Digital transactions are tough, say eatery managers in Dilli Haat, as they can only transfer Rs 25,000 per month to their bank accounts and that too if they have a premium account. “We reach the upper limit within a week. It’s a nuisance as our money gets blocked in the process,” said Anurag Singh Rana, who owns Zayaka.

However, on Monday, this limit was expanded to Rs 50,000.

Most vendors also complained about insufficient change. “It’s difficult to return change when a customer pays Rs 2,000 for a dish worth Rs 90,” said Kumar Lama, the owner of Momo Mia.

But there are some customers who don’t mind paying in cash. Anita Rao has come with her family from Hyderabad. “We have to put money back into circulation too. I am ready to cut expenses and save cash for little indulgences like paranthas here,” she said.
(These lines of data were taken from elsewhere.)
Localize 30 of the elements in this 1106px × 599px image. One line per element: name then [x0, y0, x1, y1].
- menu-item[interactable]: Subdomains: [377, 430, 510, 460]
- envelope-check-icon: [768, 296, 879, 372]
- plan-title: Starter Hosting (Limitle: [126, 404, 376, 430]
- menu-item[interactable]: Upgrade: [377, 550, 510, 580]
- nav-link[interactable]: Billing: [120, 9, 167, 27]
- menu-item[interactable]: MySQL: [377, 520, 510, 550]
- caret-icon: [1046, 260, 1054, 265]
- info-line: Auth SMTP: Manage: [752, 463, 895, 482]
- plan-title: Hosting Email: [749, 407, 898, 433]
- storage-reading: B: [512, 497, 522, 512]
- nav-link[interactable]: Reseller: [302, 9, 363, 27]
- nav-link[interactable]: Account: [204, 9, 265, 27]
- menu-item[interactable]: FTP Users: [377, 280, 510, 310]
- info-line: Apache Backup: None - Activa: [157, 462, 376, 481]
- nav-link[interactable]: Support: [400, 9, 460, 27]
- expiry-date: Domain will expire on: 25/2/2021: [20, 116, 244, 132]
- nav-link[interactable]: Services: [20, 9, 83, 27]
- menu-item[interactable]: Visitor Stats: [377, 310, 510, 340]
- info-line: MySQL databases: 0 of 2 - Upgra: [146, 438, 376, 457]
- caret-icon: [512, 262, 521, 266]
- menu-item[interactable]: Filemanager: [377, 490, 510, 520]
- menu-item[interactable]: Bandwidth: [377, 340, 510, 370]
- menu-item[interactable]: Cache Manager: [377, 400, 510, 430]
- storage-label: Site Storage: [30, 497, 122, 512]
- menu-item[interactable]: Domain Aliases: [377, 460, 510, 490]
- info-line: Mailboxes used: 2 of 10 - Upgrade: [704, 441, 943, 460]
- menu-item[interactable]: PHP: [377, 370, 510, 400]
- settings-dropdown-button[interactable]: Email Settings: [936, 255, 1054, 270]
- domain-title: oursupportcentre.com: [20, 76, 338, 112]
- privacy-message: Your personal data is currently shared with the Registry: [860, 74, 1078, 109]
Rishu Choudhry, a young engineer, said his expenses are down by almost 50%. “I spend around Rs 5,000 less to avoid paying in cash. This is food. If I don’t spend here, I won’t survive,” he said.

Natraj Cafe in Chandni Chowk, famous for its dahi bhalla, is only accepting cash. “My stall is right outside the Metro station. There are at least 10 people trying to make payments at the same time. Card payments delay transactions. Who has the time and patience for that?” said C K Sharma, the owner.

A potential customer agreed. “This place is so crowded, I would not risk taking out my card; I would rather pay in cash,” said Ghanshyam Das, a businessman.

The legendary Kake-Da-Hotel in Connaught Place has been accepting only cash payments. The owner, Captain Arun Chopra, said he has lost about 15-20% business since the note ban. “But our brand value has kept us sailing through the storm. Our eatery contains moderately priced items and is one of its kind in CP where you hardly come across pocket-friendly Indian food,” said Chopra.

Dewan Sharma said he didn’t mind paying in cash, as “this is the only place where you get decent Indian food at Rs 215”. But Pankaj Saxena walked away, muttering “this is wrong”, as he wanted to pay either by card or e-wallet.

Navraj Adhikari, who manages the eatery, said customer loyalty and brand value have worked in Kake-Da-Hotel’s favour.